Friday, April 25, 2008

"Boredom will become its own reward and change suddenly to ecstasy."


{Photos by rocketlass.}

From "The Art of Travel" (1931), by Cyril Connolly, collected in The Selected Works of Cyril Connolly, Volume Two: The Two Natures (2005)
I should like to restore mobility to the place it deserves, to produce a book of photographs with the slenderest commentary, a book called "The Anonymous Voyage" that would exhibit the bones of travel, the simplest component elements, the boat, the train, the ferry, the street, the hotel.

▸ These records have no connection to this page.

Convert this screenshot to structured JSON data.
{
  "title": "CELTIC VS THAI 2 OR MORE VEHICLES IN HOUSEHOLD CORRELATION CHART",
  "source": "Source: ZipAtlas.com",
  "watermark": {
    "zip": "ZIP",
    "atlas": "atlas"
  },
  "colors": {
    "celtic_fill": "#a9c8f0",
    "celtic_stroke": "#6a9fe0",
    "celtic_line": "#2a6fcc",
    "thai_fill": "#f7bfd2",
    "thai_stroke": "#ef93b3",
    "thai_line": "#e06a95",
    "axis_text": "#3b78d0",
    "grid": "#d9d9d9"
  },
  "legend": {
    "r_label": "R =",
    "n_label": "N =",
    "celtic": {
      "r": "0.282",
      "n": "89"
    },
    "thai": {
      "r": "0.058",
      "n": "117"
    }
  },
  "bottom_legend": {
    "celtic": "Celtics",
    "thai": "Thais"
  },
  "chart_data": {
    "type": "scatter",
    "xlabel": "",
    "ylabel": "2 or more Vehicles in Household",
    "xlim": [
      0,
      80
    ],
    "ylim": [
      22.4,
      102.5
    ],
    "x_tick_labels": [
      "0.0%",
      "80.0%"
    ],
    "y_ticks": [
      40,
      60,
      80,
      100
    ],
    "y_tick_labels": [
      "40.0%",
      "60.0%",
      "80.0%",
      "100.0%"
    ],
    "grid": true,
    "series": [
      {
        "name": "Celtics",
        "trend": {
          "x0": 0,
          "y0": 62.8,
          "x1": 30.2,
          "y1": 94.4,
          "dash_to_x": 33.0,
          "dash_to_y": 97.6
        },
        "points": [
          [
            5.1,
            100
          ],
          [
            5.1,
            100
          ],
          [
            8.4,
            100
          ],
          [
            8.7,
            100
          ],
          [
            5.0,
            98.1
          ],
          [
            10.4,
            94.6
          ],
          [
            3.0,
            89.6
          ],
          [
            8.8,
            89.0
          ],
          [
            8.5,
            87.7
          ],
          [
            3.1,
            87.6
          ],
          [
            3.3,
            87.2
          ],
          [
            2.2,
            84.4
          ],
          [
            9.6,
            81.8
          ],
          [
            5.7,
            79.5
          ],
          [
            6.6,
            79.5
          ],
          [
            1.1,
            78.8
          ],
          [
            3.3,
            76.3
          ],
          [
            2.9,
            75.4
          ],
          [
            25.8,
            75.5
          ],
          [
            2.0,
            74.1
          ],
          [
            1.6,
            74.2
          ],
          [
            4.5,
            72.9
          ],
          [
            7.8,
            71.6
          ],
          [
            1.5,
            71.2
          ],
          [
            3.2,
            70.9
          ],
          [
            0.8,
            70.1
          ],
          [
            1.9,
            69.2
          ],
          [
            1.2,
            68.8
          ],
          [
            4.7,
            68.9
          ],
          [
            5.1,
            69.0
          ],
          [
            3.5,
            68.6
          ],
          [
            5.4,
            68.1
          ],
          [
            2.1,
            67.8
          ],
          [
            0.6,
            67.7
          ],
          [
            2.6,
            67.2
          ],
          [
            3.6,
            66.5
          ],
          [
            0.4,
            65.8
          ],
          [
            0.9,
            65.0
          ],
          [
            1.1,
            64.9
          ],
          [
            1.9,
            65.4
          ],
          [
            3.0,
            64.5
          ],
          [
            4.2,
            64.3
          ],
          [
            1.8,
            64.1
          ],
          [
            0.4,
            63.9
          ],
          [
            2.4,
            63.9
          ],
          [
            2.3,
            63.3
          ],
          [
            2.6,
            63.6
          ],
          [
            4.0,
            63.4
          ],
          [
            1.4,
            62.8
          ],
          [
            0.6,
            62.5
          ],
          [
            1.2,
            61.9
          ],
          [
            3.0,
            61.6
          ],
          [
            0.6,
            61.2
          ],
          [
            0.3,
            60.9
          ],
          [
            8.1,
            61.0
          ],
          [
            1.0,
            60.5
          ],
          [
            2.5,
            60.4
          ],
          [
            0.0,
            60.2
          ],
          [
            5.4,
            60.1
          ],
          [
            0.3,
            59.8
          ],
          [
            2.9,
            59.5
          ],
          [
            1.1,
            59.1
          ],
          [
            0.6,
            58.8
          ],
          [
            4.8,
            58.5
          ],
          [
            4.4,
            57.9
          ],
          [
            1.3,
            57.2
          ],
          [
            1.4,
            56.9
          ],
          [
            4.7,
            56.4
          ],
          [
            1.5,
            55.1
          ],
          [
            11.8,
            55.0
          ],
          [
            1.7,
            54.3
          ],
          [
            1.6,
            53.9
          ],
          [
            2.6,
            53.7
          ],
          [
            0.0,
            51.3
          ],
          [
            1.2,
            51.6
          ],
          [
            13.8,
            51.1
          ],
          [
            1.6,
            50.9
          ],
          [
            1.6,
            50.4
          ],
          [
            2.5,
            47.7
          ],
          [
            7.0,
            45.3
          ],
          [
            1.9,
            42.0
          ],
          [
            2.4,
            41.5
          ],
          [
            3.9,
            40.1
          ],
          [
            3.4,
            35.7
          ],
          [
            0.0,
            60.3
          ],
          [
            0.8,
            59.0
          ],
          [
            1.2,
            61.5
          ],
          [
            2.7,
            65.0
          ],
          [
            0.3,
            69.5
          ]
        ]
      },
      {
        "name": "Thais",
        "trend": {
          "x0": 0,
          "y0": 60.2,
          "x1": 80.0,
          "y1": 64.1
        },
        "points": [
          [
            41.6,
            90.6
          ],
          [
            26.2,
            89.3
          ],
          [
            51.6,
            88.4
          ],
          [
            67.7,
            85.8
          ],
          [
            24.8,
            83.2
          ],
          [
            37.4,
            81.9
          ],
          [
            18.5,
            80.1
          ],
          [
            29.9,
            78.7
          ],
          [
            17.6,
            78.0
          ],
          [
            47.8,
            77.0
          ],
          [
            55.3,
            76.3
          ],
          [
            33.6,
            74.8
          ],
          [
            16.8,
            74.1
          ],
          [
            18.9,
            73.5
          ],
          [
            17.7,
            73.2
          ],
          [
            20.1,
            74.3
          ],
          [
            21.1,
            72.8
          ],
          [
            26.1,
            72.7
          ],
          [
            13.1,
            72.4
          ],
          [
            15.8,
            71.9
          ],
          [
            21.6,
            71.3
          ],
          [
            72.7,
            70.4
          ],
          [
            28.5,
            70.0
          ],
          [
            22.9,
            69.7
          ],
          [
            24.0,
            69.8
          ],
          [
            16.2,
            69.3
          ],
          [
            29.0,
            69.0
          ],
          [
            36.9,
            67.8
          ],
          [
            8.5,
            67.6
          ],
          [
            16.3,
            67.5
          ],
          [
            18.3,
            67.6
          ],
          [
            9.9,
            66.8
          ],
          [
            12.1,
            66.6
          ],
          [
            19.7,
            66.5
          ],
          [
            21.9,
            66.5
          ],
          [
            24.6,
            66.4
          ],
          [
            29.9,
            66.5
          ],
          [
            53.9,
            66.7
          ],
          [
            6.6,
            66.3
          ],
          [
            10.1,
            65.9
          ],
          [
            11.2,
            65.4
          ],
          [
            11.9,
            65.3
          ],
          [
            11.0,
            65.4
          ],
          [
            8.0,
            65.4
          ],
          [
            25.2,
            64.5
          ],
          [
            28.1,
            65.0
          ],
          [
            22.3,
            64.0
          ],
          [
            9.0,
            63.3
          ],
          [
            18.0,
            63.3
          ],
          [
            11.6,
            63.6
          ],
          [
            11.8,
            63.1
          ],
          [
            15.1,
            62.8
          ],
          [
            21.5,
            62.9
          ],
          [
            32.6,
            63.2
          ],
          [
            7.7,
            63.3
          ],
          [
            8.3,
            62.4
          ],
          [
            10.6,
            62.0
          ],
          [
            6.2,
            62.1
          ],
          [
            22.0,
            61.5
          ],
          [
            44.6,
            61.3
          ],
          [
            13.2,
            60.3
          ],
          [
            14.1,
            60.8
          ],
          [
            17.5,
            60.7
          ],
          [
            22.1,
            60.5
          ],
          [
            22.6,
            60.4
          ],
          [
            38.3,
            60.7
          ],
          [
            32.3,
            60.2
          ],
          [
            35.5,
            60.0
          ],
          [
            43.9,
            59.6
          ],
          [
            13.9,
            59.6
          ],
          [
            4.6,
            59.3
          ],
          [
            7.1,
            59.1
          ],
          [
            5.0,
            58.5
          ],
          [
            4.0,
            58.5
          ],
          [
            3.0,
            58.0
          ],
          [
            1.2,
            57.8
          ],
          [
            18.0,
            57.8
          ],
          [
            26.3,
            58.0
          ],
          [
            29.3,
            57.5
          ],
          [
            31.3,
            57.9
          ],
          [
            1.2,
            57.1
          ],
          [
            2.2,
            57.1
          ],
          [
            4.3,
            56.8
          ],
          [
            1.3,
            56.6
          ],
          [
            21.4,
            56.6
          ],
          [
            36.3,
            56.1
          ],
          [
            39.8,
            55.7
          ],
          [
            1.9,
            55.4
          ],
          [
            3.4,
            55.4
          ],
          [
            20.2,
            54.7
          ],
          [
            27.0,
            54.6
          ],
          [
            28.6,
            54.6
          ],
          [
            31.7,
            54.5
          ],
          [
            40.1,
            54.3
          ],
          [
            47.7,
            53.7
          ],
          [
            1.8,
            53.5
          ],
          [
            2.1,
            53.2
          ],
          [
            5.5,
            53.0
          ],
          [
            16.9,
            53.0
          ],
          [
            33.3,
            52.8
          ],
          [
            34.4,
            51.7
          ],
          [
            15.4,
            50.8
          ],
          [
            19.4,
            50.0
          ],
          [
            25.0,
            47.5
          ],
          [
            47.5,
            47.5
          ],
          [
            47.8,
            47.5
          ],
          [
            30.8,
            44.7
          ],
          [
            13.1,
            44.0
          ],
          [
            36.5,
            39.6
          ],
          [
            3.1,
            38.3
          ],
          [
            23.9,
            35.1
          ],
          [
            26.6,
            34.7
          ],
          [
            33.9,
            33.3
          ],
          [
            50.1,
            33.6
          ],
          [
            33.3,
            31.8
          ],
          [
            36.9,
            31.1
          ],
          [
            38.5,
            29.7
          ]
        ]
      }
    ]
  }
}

There would be the quality of different countries; the incidents of movement; leaving at dawn, lunching on the train, arriving in the evening, walking round the town and dining by daylight; drinking alone.


Until I came across that passage, I hadn't thought about possible affinities between Cyril Connolly and Luc Sante--such as their shared fascination with the half-submerged influences of their youth, the seemingly limitless scope of their knowledge and curiosity, and their tendency toward self-deprecation--but Connolly's book of travel photos certainly seems like something that Sante would appreciate.



Alas, it doesn't exist, another of the legion of phantom books that could have been, condemned instead to haunt dreams and tug at imaginations, forever mislaid and mis-shelved in some alternate, richer universe, unseen and unshared.